The Genetic Basis of Toxin Biosynthesis in Dinoflagellates

Abstract

In marine ecosystems, dinoflagellates can become highly abundant and even dominant at times, despite their comparatively slow growth rates. One factor that may play a role in their ecological success is the production of complex secondary metabolite compounds that can have anti-predator, allelopathic, or other toxic effects on marine organisms, and also cause seafood poisoning in humans. Our knowledge about the genes involved in toxin biosynthesis in dinoflagellates is currently limited due to the complex genomic features of these organisms. Most recently, the sequencing of dinoflagellate transcriptomes has provided us with valuable insights into the biosynthesis of polyketide and alkaloid-based toxin molecules in dinoflagellate species. This review synthesizes the recent progress that has been made in understanding the evolution, biosynthetic pathways, and gene regulation in dinoflagellates with the aid of transcriptomic and other molecular genetic tools, and provides a pathway for future studies of dinoflagellates in this exciting omics era.

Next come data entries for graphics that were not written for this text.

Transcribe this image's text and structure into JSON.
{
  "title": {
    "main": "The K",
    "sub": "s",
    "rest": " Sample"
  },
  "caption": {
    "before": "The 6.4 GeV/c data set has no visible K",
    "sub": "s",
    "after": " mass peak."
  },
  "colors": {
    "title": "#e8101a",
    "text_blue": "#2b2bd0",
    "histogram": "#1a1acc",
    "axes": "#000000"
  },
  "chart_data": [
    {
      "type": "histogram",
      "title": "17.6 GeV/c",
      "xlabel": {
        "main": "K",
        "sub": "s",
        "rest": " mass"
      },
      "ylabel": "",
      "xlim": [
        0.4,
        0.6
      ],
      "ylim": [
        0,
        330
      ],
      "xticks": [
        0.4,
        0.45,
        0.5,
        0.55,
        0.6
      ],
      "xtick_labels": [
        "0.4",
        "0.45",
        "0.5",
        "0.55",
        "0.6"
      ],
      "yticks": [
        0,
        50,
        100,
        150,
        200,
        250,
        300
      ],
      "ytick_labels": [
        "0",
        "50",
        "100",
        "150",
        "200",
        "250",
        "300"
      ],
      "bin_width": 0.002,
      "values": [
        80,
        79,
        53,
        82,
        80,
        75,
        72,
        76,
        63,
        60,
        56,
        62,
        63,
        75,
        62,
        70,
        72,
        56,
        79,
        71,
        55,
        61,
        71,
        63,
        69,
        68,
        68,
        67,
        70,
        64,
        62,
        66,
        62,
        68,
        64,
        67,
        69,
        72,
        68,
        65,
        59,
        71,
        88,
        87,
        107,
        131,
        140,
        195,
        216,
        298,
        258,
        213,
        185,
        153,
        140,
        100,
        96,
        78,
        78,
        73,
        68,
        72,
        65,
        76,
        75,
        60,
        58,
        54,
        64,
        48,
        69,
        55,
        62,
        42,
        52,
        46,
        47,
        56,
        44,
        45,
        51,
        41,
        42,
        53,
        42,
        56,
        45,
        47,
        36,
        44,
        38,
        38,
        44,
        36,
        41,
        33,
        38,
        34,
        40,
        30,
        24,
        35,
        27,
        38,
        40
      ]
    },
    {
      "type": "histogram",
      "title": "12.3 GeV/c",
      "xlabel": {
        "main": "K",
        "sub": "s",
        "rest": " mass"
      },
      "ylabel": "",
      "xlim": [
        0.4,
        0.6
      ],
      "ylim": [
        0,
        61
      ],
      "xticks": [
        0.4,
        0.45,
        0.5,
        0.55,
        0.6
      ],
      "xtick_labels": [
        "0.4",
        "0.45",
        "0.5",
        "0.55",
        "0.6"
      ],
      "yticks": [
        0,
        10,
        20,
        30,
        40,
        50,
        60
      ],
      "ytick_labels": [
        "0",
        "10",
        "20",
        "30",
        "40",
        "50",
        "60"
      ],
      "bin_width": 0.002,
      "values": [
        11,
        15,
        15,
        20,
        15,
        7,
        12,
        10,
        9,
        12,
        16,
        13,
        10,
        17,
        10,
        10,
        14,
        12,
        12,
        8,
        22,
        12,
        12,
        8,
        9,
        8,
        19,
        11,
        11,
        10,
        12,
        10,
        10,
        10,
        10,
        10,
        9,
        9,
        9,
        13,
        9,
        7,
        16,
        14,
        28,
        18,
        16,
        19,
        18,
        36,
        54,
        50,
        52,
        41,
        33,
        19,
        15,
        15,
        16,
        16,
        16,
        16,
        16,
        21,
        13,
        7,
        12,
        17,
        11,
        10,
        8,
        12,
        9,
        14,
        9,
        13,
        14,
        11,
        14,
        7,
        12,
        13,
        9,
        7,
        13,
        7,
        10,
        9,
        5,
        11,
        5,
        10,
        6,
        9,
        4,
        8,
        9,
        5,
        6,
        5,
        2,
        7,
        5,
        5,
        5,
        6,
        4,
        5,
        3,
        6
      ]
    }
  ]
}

Keywords: alkaloids; dinoflagellates; polyketides; toxins; transcriptomics.

Figure 1

Functional role of toxins produced by dinoflagellates. Schematic representing various biological roles played by toxins for their producing organisms. Photo credit: Diana Kleine, Dieter Tracey, Ian Hewson, Jane Hawkey, Jane Thomas and Tracey Saxby, Integration and Application Network, University of Maryland Center for Environmental Science (ian.umces.edu/imagelibrary/).

Figure 2

Polyketide biosynthesis. Schematic representing the putative biosynthesis pathway of polyketide compound Amphidinol-9 by various modular PKS domains represented by ACP: acyl carrier protein, AT: acyl transferase, DH: dehydratase, KR: ketoreductase, and KS: ketosynthase. Figure credit: Gurjeet Singh Kohli.

Figure 3

Ketoacyl synthase (KS) domain phylogeny in dinoflagellates (modified from [81,122,129]). Phylogenetic tree representing the three sub-clades of KS domains within the dinoflagellate type I PKSs, multi-domain PKSs that cluster with other apicomplexans (condensed clade represented by 1), chlorophytes, haptophytes (condensed clade represented by 2) and the burA like PKS-NRPSs reported from dinoflagellates along with schematic representations of PKS domains represented by AT: acyl transferase, A: Non-Ribosomal Peptide Synthase, KS: ketosynthase, DH: dehydratase, KR: ketoreductase, TE: thioesterase, ACP: acyl carrier protein, ER: enoyl reductase, SL: 5’ splice leader, polyA: poly A tail. Other PKS groups are represented by 3: Modular type PKS cis AT clade, 4: fungal PKS non-reducing clade, 5: Animal type I FAS, 6: fugal PKS reducing; and 7: Type II PKSs.

Figure 4

Survey of ketosynthase (KS) domains from various marine microbial eukaryotic lineages (modified from [81]). The figure represents the large number of KS domains that have been reported from the analysis of MMETSP libraries of different dinoflagellate species in comparison with species of cryptophytes, haptophytes, viriplantae, ciliates, diatoms, and other strameopiles. Photo credit: Diana Kleine, Jane Thomas and Tracey Saxby, Integration and Application Network, University of Maryland Center for Environmental Science (ian.umces.edu/imagelibrary/).

Figure 5

Revised biosynthetic pathway of PSTs in dinoflagellates (modified from [22,184,185,193,195]). The reaction steps are as follows; 1: Claisen condensation; 2: amidino transfer; 3: heterocyclization; 4: desaturation (Double bond formation); 5: epoxidation of the new double bond; 6: aldehyde formation; 7: terminal aldehyde reduction; 8: dihydroxylation and 9: carbamoylation.

Figure 6

The structure of sxtA and sxtG in dinoflagellates (modified from [57,191]). A. Transcript structure of sxtA short isoform. B. Transcript structure of sxtA long isoform. C. Transcript structure of sxtG. D. Genomic structure of sxtG.